Stellungskampf Unter den Linden

Strieder will für Straßenumbau Unter den Linden Bäume fällen. Pflanzenschutzamt hofft so auf die Möglichkeit, „nachhaltig“ zu pflanzen. BUND kritisiert Informationspolitik des Senats, ist aber nicht gegen Umbau. Grüne wollen mehr Linden für die Allee

von DINAH STRATENWERTH

Haben die rund 300 Linden Unter den Linden schon verloren? Werden sie breiteren Bürgersteigen zum Opfer fallen? Seit dem Sommer tobt ein Streit zwischen Stadtverschönerern und Baumschützern um den Umbau der Allee. Stadtentwicklungssenator Peter Strieder (SPD) plant, die Bürgersteige auf Kosten der Fahrspuren für Pkws zu verbreitern. Eigentlich müssten die Bäume nur umgepflanzt werden, aber die meisten sind älter als zehn Jahre und können nicht mehr den Platz wechseln. Strieder hatte zudem behauptet, die meisten Bäume seien krank und nicht mehr zu halten. Auf eine kleine Anfrage der stadtentwicklungspolitischen Sprecherin der Grünen, Claudia Hämmerling, musste der Senat allerdings zugeben, dass nur 10 Prozent der Bäume wirklich vom Sterben bedroht sind. „Strieder hat also wieder mal gelogen“, so die grüne Politikerin. Sie ist gegen den Ausbau der Straße, wenn dafür so viel gefällt werden muss.

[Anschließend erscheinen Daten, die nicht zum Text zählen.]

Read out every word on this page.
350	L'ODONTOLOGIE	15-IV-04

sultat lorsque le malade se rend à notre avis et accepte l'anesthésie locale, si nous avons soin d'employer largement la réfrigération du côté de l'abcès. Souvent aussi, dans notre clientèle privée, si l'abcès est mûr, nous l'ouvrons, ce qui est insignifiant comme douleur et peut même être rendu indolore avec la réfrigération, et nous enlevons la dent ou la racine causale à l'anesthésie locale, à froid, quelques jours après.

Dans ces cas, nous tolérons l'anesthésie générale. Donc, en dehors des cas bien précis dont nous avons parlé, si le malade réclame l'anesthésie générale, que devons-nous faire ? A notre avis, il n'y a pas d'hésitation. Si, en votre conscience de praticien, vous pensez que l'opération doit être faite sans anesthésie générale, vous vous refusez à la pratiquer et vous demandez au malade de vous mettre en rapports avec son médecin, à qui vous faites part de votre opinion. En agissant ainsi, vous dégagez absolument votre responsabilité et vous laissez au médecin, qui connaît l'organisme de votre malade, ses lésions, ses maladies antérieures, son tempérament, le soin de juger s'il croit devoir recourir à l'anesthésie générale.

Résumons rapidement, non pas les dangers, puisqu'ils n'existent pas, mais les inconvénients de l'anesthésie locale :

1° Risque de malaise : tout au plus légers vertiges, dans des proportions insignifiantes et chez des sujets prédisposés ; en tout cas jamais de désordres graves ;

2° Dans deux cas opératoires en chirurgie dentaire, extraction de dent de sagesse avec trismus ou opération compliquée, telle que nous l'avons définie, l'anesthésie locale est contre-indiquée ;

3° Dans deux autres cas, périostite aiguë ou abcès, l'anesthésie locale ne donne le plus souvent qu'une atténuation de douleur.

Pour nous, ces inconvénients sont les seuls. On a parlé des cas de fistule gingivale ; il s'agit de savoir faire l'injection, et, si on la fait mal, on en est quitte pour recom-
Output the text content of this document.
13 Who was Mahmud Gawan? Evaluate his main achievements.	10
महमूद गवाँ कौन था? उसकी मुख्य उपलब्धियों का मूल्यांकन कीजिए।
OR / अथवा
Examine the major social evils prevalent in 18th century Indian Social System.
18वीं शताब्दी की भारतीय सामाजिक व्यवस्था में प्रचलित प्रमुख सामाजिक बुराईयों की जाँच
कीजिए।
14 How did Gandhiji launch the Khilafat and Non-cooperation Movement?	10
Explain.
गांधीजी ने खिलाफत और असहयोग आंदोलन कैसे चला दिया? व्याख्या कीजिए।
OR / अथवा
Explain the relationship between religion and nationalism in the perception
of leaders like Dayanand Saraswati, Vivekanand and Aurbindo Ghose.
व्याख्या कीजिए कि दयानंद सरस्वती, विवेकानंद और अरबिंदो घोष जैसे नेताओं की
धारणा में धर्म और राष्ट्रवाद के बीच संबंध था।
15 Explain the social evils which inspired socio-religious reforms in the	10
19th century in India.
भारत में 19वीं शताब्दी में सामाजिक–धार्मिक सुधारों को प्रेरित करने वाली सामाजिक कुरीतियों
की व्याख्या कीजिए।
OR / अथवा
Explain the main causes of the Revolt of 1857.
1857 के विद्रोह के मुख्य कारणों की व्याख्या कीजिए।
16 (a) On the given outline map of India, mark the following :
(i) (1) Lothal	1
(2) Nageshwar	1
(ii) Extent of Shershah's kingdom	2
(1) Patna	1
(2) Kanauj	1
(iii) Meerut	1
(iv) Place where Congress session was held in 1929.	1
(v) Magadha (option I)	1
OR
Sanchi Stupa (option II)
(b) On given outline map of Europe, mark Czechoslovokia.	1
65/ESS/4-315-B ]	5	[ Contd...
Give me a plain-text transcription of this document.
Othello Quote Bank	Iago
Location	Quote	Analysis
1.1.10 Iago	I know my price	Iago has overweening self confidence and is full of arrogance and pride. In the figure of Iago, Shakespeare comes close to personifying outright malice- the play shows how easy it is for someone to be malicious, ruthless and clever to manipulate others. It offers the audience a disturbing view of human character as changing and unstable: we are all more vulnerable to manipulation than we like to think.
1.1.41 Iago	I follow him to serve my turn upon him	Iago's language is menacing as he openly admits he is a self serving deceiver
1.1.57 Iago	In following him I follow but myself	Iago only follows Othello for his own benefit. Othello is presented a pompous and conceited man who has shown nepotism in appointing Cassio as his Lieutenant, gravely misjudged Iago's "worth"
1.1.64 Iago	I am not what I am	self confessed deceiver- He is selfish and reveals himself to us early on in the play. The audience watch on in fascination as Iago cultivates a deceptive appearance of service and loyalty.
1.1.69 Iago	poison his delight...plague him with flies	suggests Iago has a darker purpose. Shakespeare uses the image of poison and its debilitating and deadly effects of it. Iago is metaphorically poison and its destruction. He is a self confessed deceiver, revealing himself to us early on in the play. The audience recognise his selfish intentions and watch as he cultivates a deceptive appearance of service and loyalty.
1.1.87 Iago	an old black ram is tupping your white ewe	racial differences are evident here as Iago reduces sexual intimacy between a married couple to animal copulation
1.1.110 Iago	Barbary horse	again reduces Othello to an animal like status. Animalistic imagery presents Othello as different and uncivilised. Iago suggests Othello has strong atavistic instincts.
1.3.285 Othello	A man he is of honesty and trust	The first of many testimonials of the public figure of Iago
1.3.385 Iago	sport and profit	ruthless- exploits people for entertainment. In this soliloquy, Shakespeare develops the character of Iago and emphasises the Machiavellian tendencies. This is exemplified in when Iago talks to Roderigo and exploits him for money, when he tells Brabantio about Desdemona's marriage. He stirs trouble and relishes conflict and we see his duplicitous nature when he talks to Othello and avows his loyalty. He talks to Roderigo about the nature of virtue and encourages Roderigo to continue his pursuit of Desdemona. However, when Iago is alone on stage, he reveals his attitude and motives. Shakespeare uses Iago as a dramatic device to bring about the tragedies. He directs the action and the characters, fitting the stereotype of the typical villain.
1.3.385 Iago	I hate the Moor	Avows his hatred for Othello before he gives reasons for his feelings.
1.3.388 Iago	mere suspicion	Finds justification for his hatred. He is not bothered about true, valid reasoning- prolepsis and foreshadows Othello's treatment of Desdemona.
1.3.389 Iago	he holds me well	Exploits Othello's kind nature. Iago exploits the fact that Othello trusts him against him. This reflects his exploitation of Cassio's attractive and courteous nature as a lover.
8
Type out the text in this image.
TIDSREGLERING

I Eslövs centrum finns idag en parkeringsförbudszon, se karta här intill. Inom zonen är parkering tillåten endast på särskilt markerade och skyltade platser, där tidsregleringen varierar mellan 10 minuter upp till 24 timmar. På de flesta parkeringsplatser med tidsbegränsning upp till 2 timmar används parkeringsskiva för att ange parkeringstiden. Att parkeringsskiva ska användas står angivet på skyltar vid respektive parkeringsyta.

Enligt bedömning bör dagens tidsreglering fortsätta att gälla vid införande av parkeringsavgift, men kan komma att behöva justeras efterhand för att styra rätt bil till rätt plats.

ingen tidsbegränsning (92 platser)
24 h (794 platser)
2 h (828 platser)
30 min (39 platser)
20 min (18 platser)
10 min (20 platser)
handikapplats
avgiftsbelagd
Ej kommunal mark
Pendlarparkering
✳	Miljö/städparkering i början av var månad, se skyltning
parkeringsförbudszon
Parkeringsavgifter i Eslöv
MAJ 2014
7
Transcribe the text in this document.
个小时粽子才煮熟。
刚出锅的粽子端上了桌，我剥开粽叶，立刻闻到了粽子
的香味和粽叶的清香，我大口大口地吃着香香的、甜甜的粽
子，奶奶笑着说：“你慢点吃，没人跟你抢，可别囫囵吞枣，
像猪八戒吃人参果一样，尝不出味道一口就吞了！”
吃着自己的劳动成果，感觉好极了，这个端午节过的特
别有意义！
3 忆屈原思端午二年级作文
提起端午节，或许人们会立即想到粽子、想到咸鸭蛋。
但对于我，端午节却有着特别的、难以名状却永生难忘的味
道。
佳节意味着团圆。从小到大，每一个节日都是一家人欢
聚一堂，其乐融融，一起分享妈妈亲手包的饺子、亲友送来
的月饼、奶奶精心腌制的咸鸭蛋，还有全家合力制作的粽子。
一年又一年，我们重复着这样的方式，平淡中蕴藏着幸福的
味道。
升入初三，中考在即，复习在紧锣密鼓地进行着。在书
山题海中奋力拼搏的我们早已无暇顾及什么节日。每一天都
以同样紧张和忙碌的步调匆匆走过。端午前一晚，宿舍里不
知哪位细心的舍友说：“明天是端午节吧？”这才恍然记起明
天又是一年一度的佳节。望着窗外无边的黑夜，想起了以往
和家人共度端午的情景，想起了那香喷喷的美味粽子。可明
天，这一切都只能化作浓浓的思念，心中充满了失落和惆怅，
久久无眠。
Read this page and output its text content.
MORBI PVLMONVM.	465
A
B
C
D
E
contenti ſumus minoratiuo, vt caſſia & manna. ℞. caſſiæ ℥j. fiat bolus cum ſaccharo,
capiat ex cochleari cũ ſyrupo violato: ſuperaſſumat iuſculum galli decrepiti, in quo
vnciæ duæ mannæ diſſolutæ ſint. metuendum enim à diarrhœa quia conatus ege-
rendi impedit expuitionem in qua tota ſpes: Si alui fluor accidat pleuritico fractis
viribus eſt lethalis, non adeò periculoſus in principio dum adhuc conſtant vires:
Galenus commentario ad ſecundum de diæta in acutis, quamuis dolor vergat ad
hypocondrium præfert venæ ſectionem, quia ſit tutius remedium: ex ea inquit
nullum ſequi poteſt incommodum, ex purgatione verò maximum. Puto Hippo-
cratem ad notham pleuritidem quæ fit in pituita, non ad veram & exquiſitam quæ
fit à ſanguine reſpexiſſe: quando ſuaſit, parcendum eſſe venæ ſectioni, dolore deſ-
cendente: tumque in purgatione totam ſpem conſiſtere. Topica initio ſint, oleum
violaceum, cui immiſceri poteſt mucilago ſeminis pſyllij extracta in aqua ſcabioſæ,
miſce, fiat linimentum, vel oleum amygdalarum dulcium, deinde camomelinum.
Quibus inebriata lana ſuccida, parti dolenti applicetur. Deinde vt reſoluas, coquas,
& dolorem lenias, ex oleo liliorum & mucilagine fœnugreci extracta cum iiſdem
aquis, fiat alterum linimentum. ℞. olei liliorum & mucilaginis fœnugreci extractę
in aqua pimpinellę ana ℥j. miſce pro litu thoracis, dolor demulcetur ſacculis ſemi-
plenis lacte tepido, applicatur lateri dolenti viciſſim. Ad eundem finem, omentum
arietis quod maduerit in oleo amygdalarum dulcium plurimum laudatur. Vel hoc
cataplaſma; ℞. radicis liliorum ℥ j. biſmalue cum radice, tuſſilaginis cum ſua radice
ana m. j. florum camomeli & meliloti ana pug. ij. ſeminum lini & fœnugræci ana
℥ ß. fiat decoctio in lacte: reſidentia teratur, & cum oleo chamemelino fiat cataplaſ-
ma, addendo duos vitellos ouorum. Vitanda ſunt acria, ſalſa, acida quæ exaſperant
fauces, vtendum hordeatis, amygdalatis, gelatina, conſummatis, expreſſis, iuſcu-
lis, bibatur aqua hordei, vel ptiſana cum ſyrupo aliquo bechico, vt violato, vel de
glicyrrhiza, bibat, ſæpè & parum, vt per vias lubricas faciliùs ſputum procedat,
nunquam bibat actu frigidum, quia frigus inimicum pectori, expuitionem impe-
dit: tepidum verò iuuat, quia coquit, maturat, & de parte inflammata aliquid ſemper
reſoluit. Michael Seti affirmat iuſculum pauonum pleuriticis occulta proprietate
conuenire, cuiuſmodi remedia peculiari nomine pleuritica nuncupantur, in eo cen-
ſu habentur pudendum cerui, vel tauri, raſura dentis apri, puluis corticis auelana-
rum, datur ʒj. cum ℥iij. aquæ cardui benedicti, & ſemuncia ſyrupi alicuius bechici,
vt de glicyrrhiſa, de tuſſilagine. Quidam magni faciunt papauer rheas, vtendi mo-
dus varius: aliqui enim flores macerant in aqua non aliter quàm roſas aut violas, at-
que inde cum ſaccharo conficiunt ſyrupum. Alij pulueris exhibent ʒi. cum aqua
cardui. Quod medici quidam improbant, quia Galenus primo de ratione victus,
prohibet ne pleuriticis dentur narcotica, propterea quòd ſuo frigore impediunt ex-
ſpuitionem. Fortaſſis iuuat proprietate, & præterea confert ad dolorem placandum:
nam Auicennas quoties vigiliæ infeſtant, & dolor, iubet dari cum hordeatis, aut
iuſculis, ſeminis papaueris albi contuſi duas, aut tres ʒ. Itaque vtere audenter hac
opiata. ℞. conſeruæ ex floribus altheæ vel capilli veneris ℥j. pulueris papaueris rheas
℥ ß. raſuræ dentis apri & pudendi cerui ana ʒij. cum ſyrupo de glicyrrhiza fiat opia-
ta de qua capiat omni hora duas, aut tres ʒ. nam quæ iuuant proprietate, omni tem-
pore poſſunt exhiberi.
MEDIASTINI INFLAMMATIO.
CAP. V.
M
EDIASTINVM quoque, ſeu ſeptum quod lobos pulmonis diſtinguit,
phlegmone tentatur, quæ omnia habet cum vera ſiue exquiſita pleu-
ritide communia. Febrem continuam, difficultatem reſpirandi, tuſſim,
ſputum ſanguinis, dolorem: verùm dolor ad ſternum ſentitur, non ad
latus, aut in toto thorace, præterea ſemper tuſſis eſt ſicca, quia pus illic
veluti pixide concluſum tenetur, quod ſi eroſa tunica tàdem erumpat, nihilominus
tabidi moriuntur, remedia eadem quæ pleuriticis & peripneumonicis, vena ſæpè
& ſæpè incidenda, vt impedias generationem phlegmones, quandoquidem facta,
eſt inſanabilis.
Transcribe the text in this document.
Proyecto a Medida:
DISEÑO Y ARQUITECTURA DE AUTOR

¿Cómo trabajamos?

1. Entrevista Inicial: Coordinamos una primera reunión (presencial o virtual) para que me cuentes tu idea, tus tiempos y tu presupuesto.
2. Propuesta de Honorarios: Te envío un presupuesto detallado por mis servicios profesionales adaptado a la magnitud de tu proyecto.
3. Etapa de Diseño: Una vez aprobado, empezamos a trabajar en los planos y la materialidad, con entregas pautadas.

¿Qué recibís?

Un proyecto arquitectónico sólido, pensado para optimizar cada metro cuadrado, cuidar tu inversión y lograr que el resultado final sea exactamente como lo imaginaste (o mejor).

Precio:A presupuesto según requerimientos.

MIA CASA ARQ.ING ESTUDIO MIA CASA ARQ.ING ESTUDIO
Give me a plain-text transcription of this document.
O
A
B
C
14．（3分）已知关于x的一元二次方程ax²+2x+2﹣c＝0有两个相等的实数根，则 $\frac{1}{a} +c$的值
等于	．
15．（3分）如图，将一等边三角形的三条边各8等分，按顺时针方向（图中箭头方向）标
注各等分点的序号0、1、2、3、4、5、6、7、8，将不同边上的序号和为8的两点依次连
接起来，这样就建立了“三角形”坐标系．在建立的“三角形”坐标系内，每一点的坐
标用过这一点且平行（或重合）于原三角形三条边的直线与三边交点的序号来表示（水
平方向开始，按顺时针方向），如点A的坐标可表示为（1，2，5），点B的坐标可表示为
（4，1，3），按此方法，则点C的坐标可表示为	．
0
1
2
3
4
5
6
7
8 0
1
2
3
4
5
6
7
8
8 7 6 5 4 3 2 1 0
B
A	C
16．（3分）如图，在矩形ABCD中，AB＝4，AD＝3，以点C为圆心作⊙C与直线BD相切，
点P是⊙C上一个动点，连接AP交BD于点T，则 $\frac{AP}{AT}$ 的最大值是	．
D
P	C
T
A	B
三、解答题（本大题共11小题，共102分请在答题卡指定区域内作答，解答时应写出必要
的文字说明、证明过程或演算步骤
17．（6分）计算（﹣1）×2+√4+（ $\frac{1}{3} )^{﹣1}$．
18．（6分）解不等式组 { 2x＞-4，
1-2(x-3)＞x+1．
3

Hartmut Balder vom Pflanzenschutzamt findet die Maßnahmen hingegen angemessen. Zwar müssen die Bäume seiner Ansicht nach nicht gefällt werden, weil sie krank sind, sondern „aus planerischen Gründen“. Dennoch seien die meisten älteren Bäume geschädigt. Dies sei auch früheren Fehlern geschuldet. So litten die vier Linden von 1936 (siehe Kasten) noch immer unter den Spätfolgen des Krieges: „Wenn Äste abgerissen werden, bleibt immer eine Wunde, in die Pilze eindringen können“, so Balder. Zudem seien in der DDR Fehler beim Pflanzen gemacht worden: So seien die Bäume zu tief eingesetzt worden. Dadurch würden ihre Wurzeln faulen. „Das sieht man den Bäumen auch an“, meint Balder, „die Kronen sind sehr licht, sie sehen einfach nicht gesund aus.“ Mittelfristig müssten laut Balder alle Bäume auf dem Boulevard ersetzt werden. Darauf habe das Pflanzenschutzamt schon kurz nach der Wende hingewiesen. Balder hofft, dass der Umbau der Allee es ermöglichen wird, die Straße „nachhaltig“ zu bepflanzen. Vor allem sei es wichtig, einen Standraum für die Bäume zu schaffen, der groß genug sei, damit sie ihre Wurzeln ausbreiten können. In dieser Grube dürfe man dann weder Leitungen verlegen noch anderweitig buddeln.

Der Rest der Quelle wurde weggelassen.